Mehr Ausbildungsplätze als Bewerber
Der Unternehmer kämpft für seine Branche genau wie viele Handwerker um „die besten Leute“. Dabei wurde ihm rasch klar, dass er noch mehr bieten muss als eine besonders gute Ausbildung. Ein Schlaglicht auf die Lage im Landkreis Harburg werfen dazu Zahlen der Arbeitsagentur Lüneburg-Uelzen. Kamen vor zehn Jahren Ende Juni 2009 noch 789 Bewerber auf 303 unbesetzte Lehrstellen, so sind es derzeit 557 Bewerber auf 626 freie Ausbildungsplätze. Das Verhältnis zwischen Bewerbern und freien Ausbildungsplätzen hat sich also über die Jahre hin gedreht. Hintergrund dafür dürfte nicht nur die Demografie, sondern auch der Hang vieler Absolventen zum Studium und gerade im Landkreis Harburg zudem die Orientierung nach Hamburg sein.
Auto und Führerschein werden finanziert
Wer als Lehrling bei Soetebier anfängt, bekommt nicht nur den Führerschein finanziert, sondern danach ein Auto gestellt. Versicherung, Steuern und Sprit für 15.000 Kilometer im Jahr inklusiv. Dazu kommen jeden Tag frische Arbeitskleidung, ein Frühstücksbuffet im Pausenraum für den gesamten Arbeitstag und Tickets für den Nahverkehr etwa zur Berufsschule. „Reisen mit der Schule sind bei uns Arbeitszeit und wir übernehmen die Kosten für solche Fahrten. Denn wir brauchen gut ausgebildete Fachleute“, sagt Soetebier, der das Unternehmen als Konditor und Bäckermeister in vierter Generation leitet.
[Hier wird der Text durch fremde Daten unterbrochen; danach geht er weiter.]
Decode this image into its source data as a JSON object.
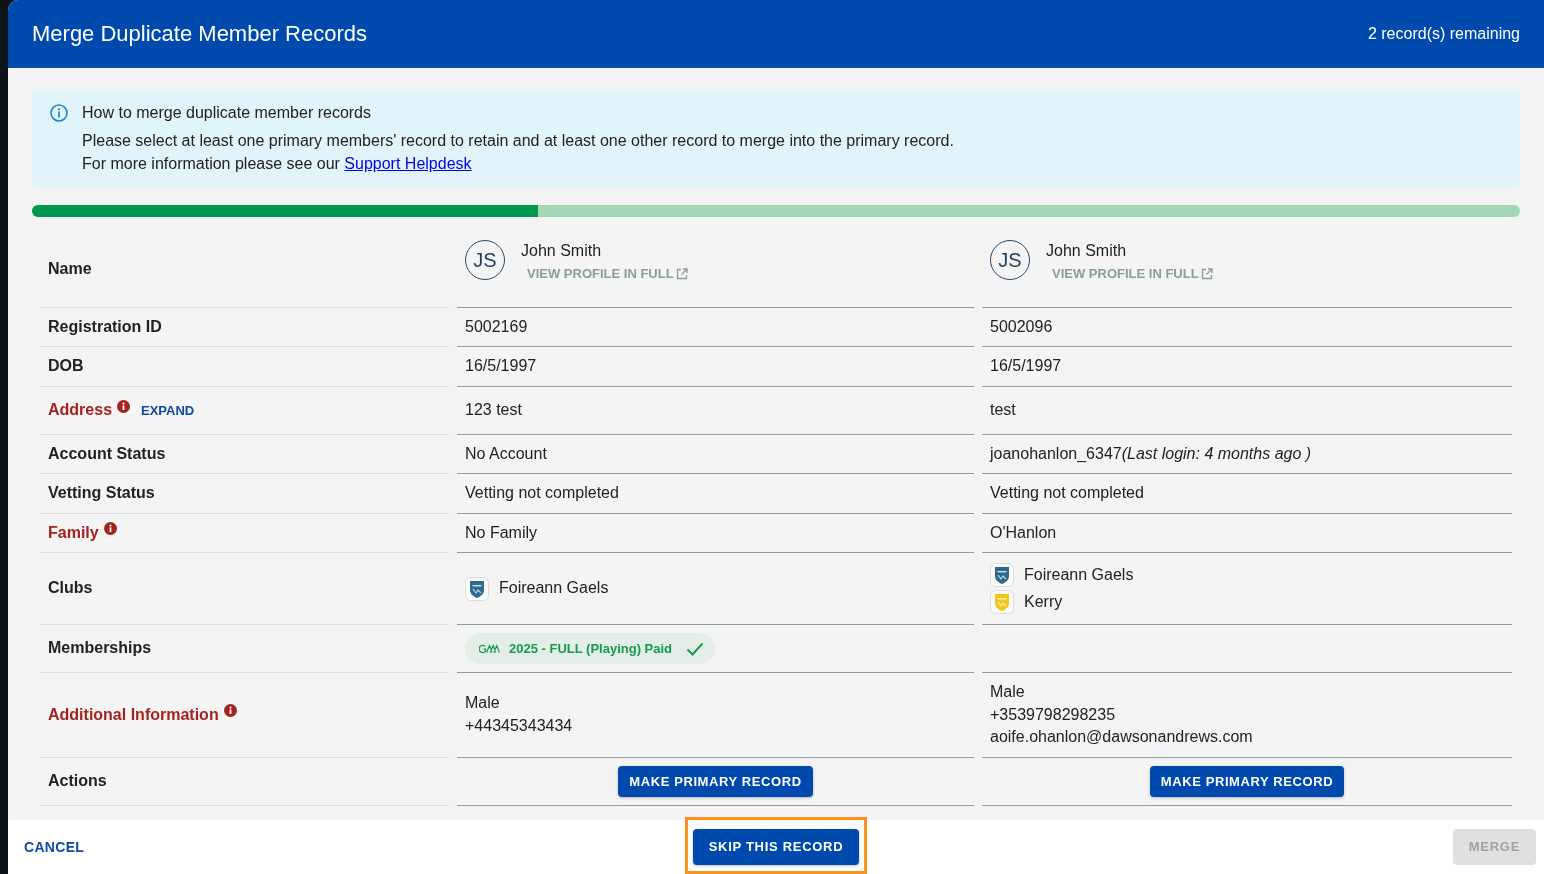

Gerade die Mobilität spielt in großflächigen Landkreisen wie Harburg oder Lüneburg eine entscheidende Rolle. Denn mit öffentlichen Verkehrsmitteln können die jungen Leute oftmals gar nicht rechtzeitig vor Ort sein. So fahren auch die vier angehenden Maurer des Baugeschäfts Heinz Schumacher aus Neetze bei Lüneburg Firmenwagen. Nur den Sprit müssen sie selber zahlen.
Ein Personaltrainer für die Rückenschule wird gestellt
„Wir stellen zudem für alle gut 30 Mitarbeiter und die Auszubildenden eine Personal-Trainerin und Räume für eine Rückenschule, die nach Feierabend genutzt werden kann“, sagt Jannis Vogel, einer der drei Geschäftsführer des 1881 gegründeten Unternehmens, in dem sein Vater Stefan Hauptgesellschafter ist. Einmal im Jahr starten die Vogels mit der gesamten Belegschaft zum Betriebsausflug. „Im Januar waren wir bei der Baumesse in München und haben das mit einer Fahrt auf die Zugspitze verbunden. 2018 sind wir mit der Fähre nach Oslo gefahren “, sagt Jannis Vogel. Auch hier gilt: Selbstverständlich sind die Auszubildenden mit dabei.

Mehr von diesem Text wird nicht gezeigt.